Brenda Smith: Women's abuse in jail, like that alleged in a suit by Rikers Island inmates, has a shameful history
Male guards' access to vulnerable inmates, along with women's lack of faith in grievance processes, creates climate for abuse
Editor’s Note: Brenda V. Smith is a professor at the Washington College of Law at American University, where she teaches in the Community Economic Development Law Clinic. She is also the Project Director for the Project on Addressing Prison Rape and a former commissioner of the National Prison Rape Elimination Commission. The opinions expressed in this commentary are solely those of the author.
Two women who were inmates at Rikers Island have sued New York City’s Department of Corrections and one of its officers, Benny Santiago, in federal court, alleging that he and other officers raped them, infected them with sexually transmitted disease, and threatened and retaliated against them for reporting the attacks.
The women, identified as Jane Doe I and Jane Doe II, say that other officers have perpetrated similar abuses, even impregnating women in custody. They allege that the city is deliberately indifferent to their victimization and to the risk faced by other female inmates.
How could such a situation, so obviously rife with the potential for abuse occur, especially when the peril that exists when male staff supervise female inmates is so well known? The accusations in the Jane Doe lawsuit are appalling, but they are not surprising to those who know the long history of coerced and forced sex of female inmates by male jailers – and the difficulties in preventing it in a system that seems incapable of learning from its own history.
Sexual abuse of women behind bars has been a problem since the beginning of female imprisonment. Elizabeth Frye, the mother of the modern prison-visit movement, despaired about the condition of women in custody at Newgate prison in England. Women in Newgate were housed with men, and subjected to abuse by inmates and jailers alike.
Women in the Auburn State Prison in New York were treated similarly and had unfettered contact with male inmates and staff. In 1825, Rachel Welch, a pregnant woman housed at Auburn Prison, was beaten to death by a male guard. That incident led to significant changes in the housing of incarcerated women and the creation of the Women’s Prison Association of New York, founded in part to address the sexual abuse of women in custody.
Human Rights Watch issued a report in 1996 called “All Too Familiar: Sexual Abuse of Women in U.S. Prisons,” which included New York among its case studies.
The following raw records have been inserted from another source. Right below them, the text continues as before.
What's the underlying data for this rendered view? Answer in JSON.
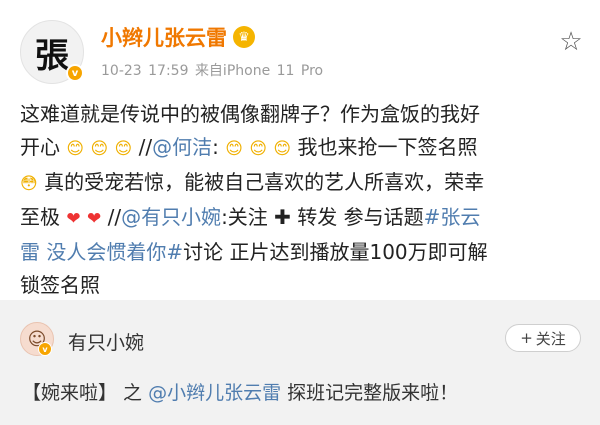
{
  "post": {
    "avatar_char": "張",
    "username": "小辫儿张云雷",
    "timestamp": "10-23 17:59",
    "source": "来自iPhone 11 Pro",
    "icons": {
      "star": "star-icon",
      "crown": "crown-icon",
      "verified": "verified-icon"
    },
    "content": {
      "line1": "这难道就是传说中的被偶像翻牌子？作为盒饭的我好",
      "line2_a": "开心",
      "slashes_1": "//",
      "mention_1": "@何洁",
      "colon_1": ":",
      "line2_b": "我也来抢一下签名照",
      "line3": "真的受宠若惊，能被自己喜欢的艺人所喜欢，荣幸",
      "line4_a": "至极",
      "slashes_2": "//",
      "mention_2": "@有只小婉",
      "line4_b": ":关注",
      "line4_c": "转发 参与话题",
      "hashtag_1": "#张云",
      "hashtag_2": "雷 没人会惯着你#",
      "line5_b": "讨论 正片达到播放量100万即可解",
      "line6": "锁签名照"
    }
  },
  "repost": {
    "username": "有只小婉",
    "follow_label": "关注",
    "text_prefix": "【婉来啦】 之 ",
    "mention": "@小辫儿张云雷",
    "text_suffix": " 探班记完整版来啦！"
  }
}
Then in 2003, sexual abuse by male staff in New York prisons was challenged by 17 women in Amador v. Andrews.
These women, some of whom were pregnant by staff, alleged that prison officials’ actions enabled sexual abuse to continue unabated, because of inadequate supervision and because officers, despite repeated and credible complaints of abuse, were allowed to continue to guard women, even alone in housing areas, even at night. This case has long been delayed on procedural grounds.
Similar issues were raised in the District of Columbia, where I was co-counsel in a case to determine whether the court found a pattern and practice of sexual abuse of a class of over 700 women. In that case, Women Prisoners v. DC women in the jail and prison routinely conceived while in custody. The female inmates’ complaints of abuse were rarely investigated. Women also lived in such poor conditions that they traded sex for food, cigarettes and personal items.
The more things change, the more they stay the same.
The recent Rikers litigation spotlights many of the identical problems identified in the Human Rights Watch report and by the litigation against New York State and the District of Columbia. Women inmates face another challenge: In many systems, an unsubstantiated report of sexual abuse or substandard conditions can result in discipline, including punishment and disciplinary segregation for “lying,” which simply means that the prisoner is not able to prove the abuse occurred.
It wasn’t supposed to be this way. In 2003 Congress passed the Prison Rape Elimination Act. I was appointed to the National Prison Rape Elimination Commission that same year and spent the next five years developing comprehensive standards to address abuse of women in custody.
In the last year data was reported, women inmates were still 3.5 times more likely than men to experience sexual abuse and harassment. The commission’s standards limit cross-gender searches and viewing by male staff of unclothed female inmates. They prohibit retaliation for reporting abuse, require unannounced rounds by supervisory staff, and allow women to report abuse anonymously and outside the agency. They also call for counseling, emergency medical care and other services for victims.
Most states long ago separated male staff from female inmates. Why are men guarding women’s housing units at Rikers — with significant access to female inmates, as is alleged in the new lawsuit? This access, in combination with women’s lack of faith in the grievance and investigative processes, makes women particularly vulnerable and creates a climate of abuse, mistrust and fear.
Until there are limits on male staff’s access to women inmates, better monitoring of interactions between in mates and staff, and consequences — administrative and criminal — for abuse of women in custody, there will be more of the same rape, intimidation and physical abuse of women in custody.